As I say, we’re lucky to have the opportunity to possibly inflict brain damage on our child, because having that opportunity means the cancer is weak enough that there is a decent chance of eliminating it completely.  If the doctors can do that, she can actually grow up and learn to cope with whatever side effects there might be, or maybe even have her growing brain interpret the damage as deficit and route around it.  She will be able to become whoever she will, and if that isn’t who she would have been without the cancer and radiation, well, that’s unescapable now.  Even if there are no physiological side effects at all, she will still never be who she would have been.  This whole experience will profoundly shape her, and the rest of us as well.

All of which is really unremarkable, in its way.  We all extinguish an uncountable number of possible future selves every day of our lives, and never mourn.

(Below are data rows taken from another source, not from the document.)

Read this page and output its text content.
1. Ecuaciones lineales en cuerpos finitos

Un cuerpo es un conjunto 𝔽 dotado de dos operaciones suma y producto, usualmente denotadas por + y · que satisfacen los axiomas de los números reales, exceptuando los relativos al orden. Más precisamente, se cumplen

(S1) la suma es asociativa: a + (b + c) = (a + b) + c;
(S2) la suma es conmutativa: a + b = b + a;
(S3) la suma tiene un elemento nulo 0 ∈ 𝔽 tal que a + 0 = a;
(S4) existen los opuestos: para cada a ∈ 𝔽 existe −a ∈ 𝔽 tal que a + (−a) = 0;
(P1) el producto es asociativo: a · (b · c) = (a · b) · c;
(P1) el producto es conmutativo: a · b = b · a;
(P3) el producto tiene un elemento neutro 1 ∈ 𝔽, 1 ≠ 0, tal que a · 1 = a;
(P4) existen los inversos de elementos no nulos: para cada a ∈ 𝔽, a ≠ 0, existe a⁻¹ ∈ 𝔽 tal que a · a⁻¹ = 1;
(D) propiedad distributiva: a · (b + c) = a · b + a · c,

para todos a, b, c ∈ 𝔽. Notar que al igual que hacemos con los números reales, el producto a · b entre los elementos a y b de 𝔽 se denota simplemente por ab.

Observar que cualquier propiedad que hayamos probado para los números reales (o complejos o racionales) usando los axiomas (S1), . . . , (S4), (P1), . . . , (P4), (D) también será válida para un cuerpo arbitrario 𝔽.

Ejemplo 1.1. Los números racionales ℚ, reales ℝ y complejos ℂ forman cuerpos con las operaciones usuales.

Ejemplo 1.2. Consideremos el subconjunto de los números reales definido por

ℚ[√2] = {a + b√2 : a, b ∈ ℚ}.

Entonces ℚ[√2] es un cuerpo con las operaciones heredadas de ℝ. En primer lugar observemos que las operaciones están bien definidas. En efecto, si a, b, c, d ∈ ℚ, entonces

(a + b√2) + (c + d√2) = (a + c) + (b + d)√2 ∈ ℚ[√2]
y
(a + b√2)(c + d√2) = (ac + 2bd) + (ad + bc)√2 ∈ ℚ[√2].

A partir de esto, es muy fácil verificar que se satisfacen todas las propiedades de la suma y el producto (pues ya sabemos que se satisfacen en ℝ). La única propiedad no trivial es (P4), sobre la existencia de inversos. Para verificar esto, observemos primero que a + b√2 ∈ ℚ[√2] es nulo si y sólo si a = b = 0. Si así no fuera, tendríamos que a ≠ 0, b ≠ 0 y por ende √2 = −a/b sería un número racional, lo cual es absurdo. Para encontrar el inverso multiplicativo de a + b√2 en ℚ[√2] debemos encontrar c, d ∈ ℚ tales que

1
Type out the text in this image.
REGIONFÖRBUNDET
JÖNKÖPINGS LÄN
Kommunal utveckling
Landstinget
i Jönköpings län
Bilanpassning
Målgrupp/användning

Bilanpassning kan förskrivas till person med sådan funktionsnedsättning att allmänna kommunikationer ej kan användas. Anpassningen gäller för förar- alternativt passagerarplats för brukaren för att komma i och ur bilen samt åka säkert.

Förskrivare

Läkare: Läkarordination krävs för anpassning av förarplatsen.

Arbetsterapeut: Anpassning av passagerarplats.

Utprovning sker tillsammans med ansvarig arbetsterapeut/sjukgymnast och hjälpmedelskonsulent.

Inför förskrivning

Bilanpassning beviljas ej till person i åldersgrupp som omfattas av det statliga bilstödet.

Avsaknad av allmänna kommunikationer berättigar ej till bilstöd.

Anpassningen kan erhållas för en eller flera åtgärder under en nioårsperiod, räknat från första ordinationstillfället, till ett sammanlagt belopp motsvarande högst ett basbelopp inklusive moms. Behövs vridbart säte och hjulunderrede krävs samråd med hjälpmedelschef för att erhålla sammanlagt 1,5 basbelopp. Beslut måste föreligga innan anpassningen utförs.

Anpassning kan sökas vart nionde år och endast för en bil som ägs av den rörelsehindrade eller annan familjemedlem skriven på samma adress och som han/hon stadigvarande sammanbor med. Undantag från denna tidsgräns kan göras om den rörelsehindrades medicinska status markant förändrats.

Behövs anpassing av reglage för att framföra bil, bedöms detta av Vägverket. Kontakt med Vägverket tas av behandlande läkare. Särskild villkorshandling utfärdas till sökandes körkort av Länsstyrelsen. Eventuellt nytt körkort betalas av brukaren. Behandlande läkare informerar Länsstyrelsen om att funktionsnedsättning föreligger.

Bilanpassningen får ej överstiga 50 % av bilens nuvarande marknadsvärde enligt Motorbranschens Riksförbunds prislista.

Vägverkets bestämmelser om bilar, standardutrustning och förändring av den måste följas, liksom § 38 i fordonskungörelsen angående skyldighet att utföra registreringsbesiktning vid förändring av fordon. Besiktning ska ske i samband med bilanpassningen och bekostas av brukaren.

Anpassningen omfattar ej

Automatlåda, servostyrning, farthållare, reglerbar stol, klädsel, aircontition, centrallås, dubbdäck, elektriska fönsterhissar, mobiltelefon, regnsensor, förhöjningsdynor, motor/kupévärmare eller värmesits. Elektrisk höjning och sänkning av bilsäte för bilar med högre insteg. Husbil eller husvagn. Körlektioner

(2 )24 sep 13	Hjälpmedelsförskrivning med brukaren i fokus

As I type this, Rebecca is unwinding from the long drive here with a favorite video.  Part of me wants to go over there, stop the video, and spend all night holding and talking with her.  But she is a spirited, defiant five, and would probably end up throwing a (deserved) tantrum at me for messing with her and boring her to tears and possibly scaring her a little.  Because she is already far too painfully aware of her own mortality, in a way that no child should ever have to experience.  I have no right, and less desire, to force that awareness even further into her life.

We don’t know what lies at the other end of this stretch of the road, but must walk it anyway, because we know beyond doubt what lies at the other end of the other road, the one our hearts want us to take, the one that leads away from proton beams and chemical cocktails and pain and fear and so many unknowns, but also away from the possibility of a full life.

I hope she can one day forgive us our choices.  I hope we can one day do the same.

Team Becca

Some of our Cleveland friends have organized “Team Becca” as part of the 2013 Northeast Ohio CureSearch Walk for Children’s Cancer to be held in University Circle on the morning of Saturday, September 28.  If anyone would like to join and walk the 1.75 mile course, please do; if you can’t join as a walker, please consider making a small donation to the team as a show of support.  It would be much appreciated.

Kat and I hope to participate in the walk with Rebecca, but we won’t be able to commit until a week or so before the event.  Basically, until we know our exact schedule and how Rebecca reacts to the sedation-and-radiation-and-chemotherapy regimen, we can’t commit to much of anything.  But our friends will be there, and hopefully some of you will be there (either in person or in spirit), and if at all possible we’ll be there too.